Pests & Problems Part 1

Pests and Problems Part 1 

Slugs & Snails

Slugs

We start our Pest and Problems pages with slugs and snails. These little critters can cause most damage to a fledgling batch of chilli plants.

Slugs and snails can be a problem at any time. However you are far more likely to lose new growth on young plants and such an attack can decimate  your crop overnight.

There are many ways to deter such pests. We will assume for this page, that like us, you have your chillies in a polytunnel or greenhouse.  

If you grow them inside your house on a windowsill, slugs and snails won't be an issue but you might get greenfly / whitefly problems - a topic we shall come to on a future "projects" page.

There are various ways of deterring slugs and snails which we will discuss below  : 

Please note - We grow our plants naturally - we do not and never will use any type of pesticide.   We are fully aware that it is possible to buy such products but you have to think "what will this do to the taste of my chillies" aswell as any moral issues. Pesticides can often remove the good predators aswell.  The little beasties you want to encourage!
Chervil
1) Chervil - This is a herb related to Parsley. It is grown for its culinary use as it is more delicate flavour and tastes of aniseed.  However we grow it for its slug repelling properties!   We have a bank of chervil at the ends of the polytunnels.    It does work but only to a limited degree.   

2) Beer Traps - We cannot comment on this because we do not wish to "kill" the slugs/snails.   The idea of a beer trap encourages the slugs and snails towards it, so they eventually drown in the beer.  We have had some success with lemons as an alternative. They are certainly attracted in the same way.  Each morning on a damp spring day, we may find as many as 10-15 slugs in a single lemon half.   

3) Barriers - Sand, salt egg shells, ash, pet hair - All these can be used to form barriers against slugs/snails.  They are all scratchy and sharp and can clog up their mucus gland and therefore prevent them from moving freely.    We do not tend to use barriers as they are unsightly as well as fairly ineffective.   Pea-shingle is a good method though. It looks good and will deter or at least slow down, all but the hardiest of slugs!

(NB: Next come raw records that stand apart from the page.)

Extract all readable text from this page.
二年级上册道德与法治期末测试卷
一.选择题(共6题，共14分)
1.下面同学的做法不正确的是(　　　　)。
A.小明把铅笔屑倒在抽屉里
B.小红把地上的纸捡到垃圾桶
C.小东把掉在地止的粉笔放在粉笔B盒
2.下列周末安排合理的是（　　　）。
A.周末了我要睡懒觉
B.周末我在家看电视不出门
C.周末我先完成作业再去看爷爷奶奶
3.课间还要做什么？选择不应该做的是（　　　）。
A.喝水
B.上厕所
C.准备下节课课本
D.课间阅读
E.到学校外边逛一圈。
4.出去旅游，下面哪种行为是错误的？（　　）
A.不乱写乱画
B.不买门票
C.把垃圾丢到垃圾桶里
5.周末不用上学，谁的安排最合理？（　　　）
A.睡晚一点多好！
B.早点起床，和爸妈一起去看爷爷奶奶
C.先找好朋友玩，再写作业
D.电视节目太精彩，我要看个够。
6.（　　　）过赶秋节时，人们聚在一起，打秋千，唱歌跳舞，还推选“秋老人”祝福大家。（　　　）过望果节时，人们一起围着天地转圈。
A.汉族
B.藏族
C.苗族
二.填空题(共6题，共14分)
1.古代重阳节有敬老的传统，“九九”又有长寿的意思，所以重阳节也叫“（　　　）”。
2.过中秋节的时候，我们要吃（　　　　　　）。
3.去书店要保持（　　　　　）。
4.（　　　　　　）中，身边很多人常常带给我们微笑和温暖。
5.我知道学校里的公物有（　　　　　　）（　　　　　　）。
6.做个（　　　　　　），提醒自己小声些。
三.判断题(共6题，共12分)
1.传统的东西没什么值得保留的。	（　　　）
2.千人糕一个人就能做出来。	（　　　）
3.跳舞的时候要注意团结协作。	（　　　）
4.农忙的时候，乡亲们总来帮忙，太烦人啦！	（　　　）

4) Soil Condition - Slugs and Snails like heavy, wet soils - especially to lay their eggs, so we recommend growing your chillies in raised beds which improve the natural drainage of the soil.  It is important to rotovate (or dig over by hand) the soil each season which grinds up and turns over and removes spaces and gaps in the soil.

5) Copper Strips - This comes in the form of a copper tape which is metal on one side and sticky on the
 other. This allows you to apply it to your plant areas to form a barrier which slugs will not penetrate. It is also possible to put a band of copper tape around the rim of each pot which deters the little blighters from crawling up the side. Copper Strip
However we have found that whilst it deters small slugs and snails, the big slugs (which do the most damage), still slither across.  It is possible to create bands of copper, widening the area from which they have to cross and this helps.   One point though.. in time the copper fades rendering the strips inadequate. 


6) Copper fleece - This seems to be a new idea and takes the form of a mat which is made up of strips/flecks of copper material.   It expands on the copper bands idea and is very good. However it is quite expensive especially if you have lots of plants. 

7) Geese - We know a few people who have geese in their polytunnels. This is a fantastic idea providing you do not have your plants on the same level as the geese!  A goose will quite happily eat your young plants aswell as any passing slug.
Frogs love slugs!
8) Natural Predators - Slugs and snails have many natural enemies including birds, frogs, toads, badgers, foxes, hedgehogs, beetles and centipedes, so if you spot one in the polytunnel, this is a good thing. Hedgehogs will mainly eat beetles and caterpillars but they will also eat slugs and snails.

9) Water Barrier - We use water barriers more than any other.   For chillies in pots, we put them on shelving and put each leg of the shelf in a trough of water.  This effectively stops any slugs/snails from climbing up the shelves to reach the chilli plants. 

10) Biological controls -  Nematodes are parasitic eel worms which live in moisture surrounding soil particles, they seek out slugs and enter them under the mantle. Once inside the slug, the nematodes release a bacteria. Infested slugs will stop feeding within five days and go underground to die. The nematodes reproduce inside the slug as it dies and are released back into the soil after the slugs death to infect more slugs.  Nematodes are approved for use in Organic gardening.




We find the best way of controlling slug and snail numbers is to go out with a bucket late at night and first thing in the morning (especially a damp morning) and collect them by hand.  We then take them for a holiday at the bottom of our lower field! 

It is worth checking your pots and plant trays regularly as slugs can often be found hiding on the undersides ready to venture out at night to eat your chillies!